The Biological Effects of Magnesium-Based Implants on the Skeleton and Their Clinical Implications in Orthopedic Trauma Surgery

Abstract

Magnesium (Mg)-based implants have evolved as a promising innovation in orthopedic trauma surgery, with the potential to revolutionize the treatment of bone diseases, including osteoporotic fractures and bone defects. Available clinical studies mostly show excellent patient outcomes of resorbable Mg-based implants, without the need for subsequent implant removal. However, the occurrence of radiolucent zones around Mg-based implants seems to be a noticeable drawback for a more widespread clinical use. Mechanistically, both in vivo and in vitro studies demonstrated beneficial effects on the formation of new bone, a unique characteristic of Mg-based implants. In this regard, Mg has been shown to exert pleiotropic functions on osteogenic differentiation and migration of osteoblasts and their precursors. Additionally, collective evidence suggests that Mg-based implants promote angiogenesis in newly formed bone and exert immunomodulatory effects in the bone microenvironment. Likewise, Mg-based implants and their degradation products were shown to inhibit bone resorption by impairing osteoclastogenesis. The purpose of this review is to provide a state-of-the-art summary of the clinical and basic science evidence regarding the performance of currently used Mg-based implants. In addition to the status of in vivo and in vitro research and clinical applications, future challenges and perspectives of Mg-based orthopedic implants are discussed.

Fig. 1.

Schematic illustration of the distribution of Mg (Mg²⁺) throughout the human organism and its primary storage locations. Artwork created with Biorender.com.

Fig. 2.

Mechanisms by which Mg-based implants promote bone healing and regeneration in in vitro and in vivo studies. (A) In vitro effects of Mg-based implants on bone cells. Mg (Mg²⁺) enhances the proliferation of mesenchymal stem cells (MSCs) and their differentiation into osteoblasts, leading to an increased expression of key osteoblastic markers (RUNX2, ALPL, and OPN). It also activates several key signaling pathways, including the WNT/β-catenin, PI3K/AKT, and MAPK pathways. Mg promotes cell adhesion and migration, supporting osteoblast function, while inhibiting osteoclastogenesis, which together improve bone formation and inhibit bone resorption. Moreover, Mg increases cell viability, enhancing the regenerative capacity of bone marrow stem cells (BMSCs). (B) In vivo mechanisms of Mg-based implants in bone healing and regeneration. Mg implants have been demonstrated to stimulate angiogenesis by increasing the expression of VEGFA and to modulate the immune response through the differentiation of macrophages into an anti-inflammatory M2 phenotype, thereby reducing the production of pro-inflammatory cytokines (TNFα and IL1β). Additionally, Mg has been shown to enhance CGRP secretion from dorsal root ganglia (DRG), which stimulates osteoblast activity, inhibits osteoclastogenesis, and enhances MSC migration to the fracture site. Overall, these combined biological effects of Mg are considered to result in improved bone regeneration and fracture healing. Artwork created with Biorender.com.

Fig. 3.

Influence of magnesium ions on osteoblasts, immune cells, and osteoclasts. (A) Magnesium ions (Mg²⁺) have been shown to exert pleiotropic effects on the osteogenic differentiation and migration of osteoblasts and their precursors.
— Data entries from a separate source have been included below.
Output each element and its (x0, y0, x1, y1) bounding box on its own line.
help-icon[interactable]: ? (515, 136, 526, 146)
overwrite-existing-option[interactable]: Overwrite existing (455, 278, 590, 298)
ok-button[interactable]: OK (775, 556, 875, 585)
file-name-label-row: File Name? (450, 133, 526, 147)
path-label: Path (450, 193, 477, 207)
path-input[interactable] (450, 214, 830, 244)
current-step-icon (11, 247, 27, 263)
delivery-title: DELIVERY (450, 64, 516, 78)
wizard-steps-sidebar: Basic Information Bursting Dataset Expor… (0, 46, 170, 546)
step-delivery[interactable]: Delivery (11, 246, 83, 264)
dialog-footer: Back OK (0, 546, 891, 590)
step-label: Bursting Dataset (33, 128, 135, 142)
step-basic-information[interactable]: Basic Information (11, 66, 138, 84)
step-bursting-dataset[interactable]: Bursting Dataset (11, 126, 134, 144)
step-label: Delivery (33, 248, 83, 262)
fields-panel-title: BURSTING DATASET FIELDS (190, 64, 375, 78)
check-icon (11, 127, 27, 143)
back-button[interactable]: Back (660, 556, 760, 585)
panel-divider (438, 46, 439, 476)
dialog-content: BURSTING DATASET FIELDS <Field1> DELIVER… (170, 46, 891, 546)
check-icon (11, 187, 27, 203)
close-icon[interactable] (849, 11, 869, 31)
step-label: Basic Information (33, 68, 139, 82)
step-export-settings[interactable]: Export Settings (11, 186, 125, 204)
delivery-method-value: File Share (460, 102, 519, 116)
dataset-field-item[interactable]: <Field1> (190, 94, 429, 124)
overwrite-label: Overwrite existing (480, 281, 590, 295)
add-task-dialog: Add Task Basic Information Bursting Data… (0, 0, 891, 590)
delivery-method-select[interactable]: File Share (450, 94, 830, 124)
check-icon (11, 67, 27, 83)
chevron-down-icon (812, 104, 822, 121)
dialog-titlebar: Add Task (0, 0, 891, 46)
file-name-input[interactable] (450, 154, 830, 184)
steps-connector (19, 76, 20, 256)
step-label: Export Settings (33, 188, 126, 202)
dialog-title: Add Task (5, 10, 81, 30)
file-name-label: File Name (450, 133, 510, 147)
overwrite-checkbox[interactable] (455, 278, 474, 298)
The 3 signaling pathways, including RAS/RAF/MEK/ERK, WNT/β-catenin, and PI3K/AKT/mTOR, are essential parts of a global cellular response induced by Mg exposure that is considered to ultimately enhance osteogenesis. (B) Mg induces a switch in macrophage phenotype to M2 and increase the expression of anti-inflammatory markers CD206, IL10, and IL1ra while decreasing the expression of pro-inflammatory CCR7 and TNFα. Mg ions promote the expression of osteogenic-related cytokines BMP2 and VEGF and activate the BMP/SMAD pathway. This results in an immunoregulatory and osteogenic effect. (C) Mg-based implants may inhibit bone resorption through (i) a direct inhibitory effect of Mg ions on osteoclastogenesis and osteoclast function, (ii) an increase in local pH levels, and (iii) an inhibitory impact of released H₂ ions on osteoclastogenesis. (D) Mg ions enhance angiogenesis by stimulating the secretion of CGRP, which in turn up-regulates VEGFA and VEGFR2, key factors in the formation of new blood vessels. This angiogenic effect contributes to improved bone healing and regeneration.